President Obama, as part of his push to pass the Affordable Care Act, commonly known as Obamacare, frequently told the American people that if they liked their current health care plan they would be able to keep it and that premiums would not go up.
However, in a letter sent out by Tennessee officials it states that as a limited benefit plan, CoverTN does not provide a complete list of services required by Obamacare and as such, those covered under the program will lose their coverage.
CoverTN was established in 2006 by the state in order to provide a program whereby the state, employer, and employee would split premium costs evenly based on an individual’s age, tobacco use and weight.
The Tennessean noted that Stacy Harris, a business owner who publishes the Internet guide, Stacy’s Music Row Report, used CoverTN for preventative care, and supplemented the policy with another that had a $15,000 deductible. She was notified by the private insurer that it would stop offering the high deductible policy before she got a letter from the state.
“It was all I had,” Harris said.
Obamacare establish subsidies that are tied to incomes in order to help people buy coverage, on the Health Insurance Marketplace, the federal exchange set up by the government for those who do not have insurance. However, because Harris has investment income from her business, she makes too much money to get much help for the exchange.
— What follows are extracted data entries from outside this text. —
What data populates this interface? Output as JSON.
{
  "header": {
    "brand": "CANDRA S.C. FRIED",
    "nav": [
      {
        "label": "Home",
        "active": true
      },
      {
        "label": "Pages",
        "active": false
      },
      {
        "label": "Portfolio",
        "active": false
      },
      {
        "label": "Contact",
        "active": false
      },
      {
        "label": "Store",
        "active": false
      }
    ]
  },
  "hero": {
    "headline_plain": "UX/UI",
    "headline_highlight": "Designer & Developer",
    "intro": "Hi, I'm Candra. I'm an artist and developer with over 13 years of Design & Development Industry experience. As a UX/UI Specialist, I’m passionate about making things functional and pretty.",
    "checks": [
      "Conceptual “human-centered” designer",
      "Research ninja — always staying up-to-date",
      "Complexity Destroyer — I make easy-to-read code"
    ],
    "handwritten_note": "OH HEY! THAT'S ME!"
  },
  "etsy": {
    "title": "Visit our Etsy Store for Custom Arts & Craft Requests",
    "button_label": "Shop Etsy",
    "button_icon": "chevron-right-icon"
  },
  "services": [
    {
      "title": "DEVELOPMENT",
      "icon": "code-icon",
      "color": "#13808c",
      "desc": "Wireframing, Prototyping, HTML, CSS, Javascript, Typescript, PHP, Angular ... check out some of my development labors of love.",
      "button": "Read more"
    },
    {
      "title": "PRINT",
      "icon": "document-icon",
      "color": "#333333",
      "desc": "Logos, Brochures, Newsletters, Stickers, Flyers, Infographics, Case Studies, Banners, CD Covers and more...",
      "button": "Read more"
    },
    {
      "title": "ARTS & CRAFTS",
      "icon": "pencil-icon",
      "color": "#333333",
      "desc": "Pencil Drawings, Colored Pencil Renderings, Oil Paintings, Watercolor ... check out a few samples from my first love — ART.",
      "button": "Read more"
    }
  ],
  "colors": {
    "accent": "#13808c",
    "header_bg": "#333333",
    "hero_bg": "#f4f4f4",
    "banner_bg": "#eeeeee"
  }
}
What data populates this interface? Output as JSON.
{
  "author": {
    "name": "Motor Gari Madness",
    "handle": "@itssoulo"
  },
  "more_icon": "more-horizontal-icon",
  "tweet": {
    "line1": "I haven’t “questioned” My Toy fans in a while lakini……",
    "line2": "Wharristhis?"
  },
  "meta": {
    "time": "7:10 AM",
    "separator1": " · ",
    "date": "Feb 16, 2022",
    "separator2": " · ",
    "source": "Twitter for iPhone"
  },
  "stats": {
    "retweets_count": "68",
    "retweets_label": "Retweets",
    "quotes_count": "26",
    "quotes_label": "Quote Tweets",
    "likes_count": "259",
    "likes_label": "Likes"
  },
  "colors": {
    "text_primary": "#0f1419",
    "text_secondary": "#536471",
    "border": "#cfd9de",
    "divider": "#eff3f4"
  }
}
CoverTN has been criticized by Families USA, an advocacy organization for health care consumers, calling it a “bare-bones health plan” added 2009 report that noted the plans limits on hospital coverage, prescription drugs and cancer treatment.
However, U.S. Sen. Lamar Alexander, R-Tenn., said CoverTN had merit.
“The new health-care law has destroyed an innovative state health insurance plan that is helping 16,000 Tennesseans afford health-care coverage,” Alexander said. “Like all Americans, these Tennesseans were promised by President Obama that under his health-care law they’d keep their coverage, but will likely be forced by the law into the Obamacare exchanges, where the affordability of health insurance, security of their personal information and ability of doctors to take new patients are all in question.”
Harris was an advocate for Obamacare, however she says she has now learned that she has lost the health plan that best fit her budget.
“I was one of the people who was advocating the Affordable Care Act because I believed the president when he said if you like what you have, you can keep it,” Harris said.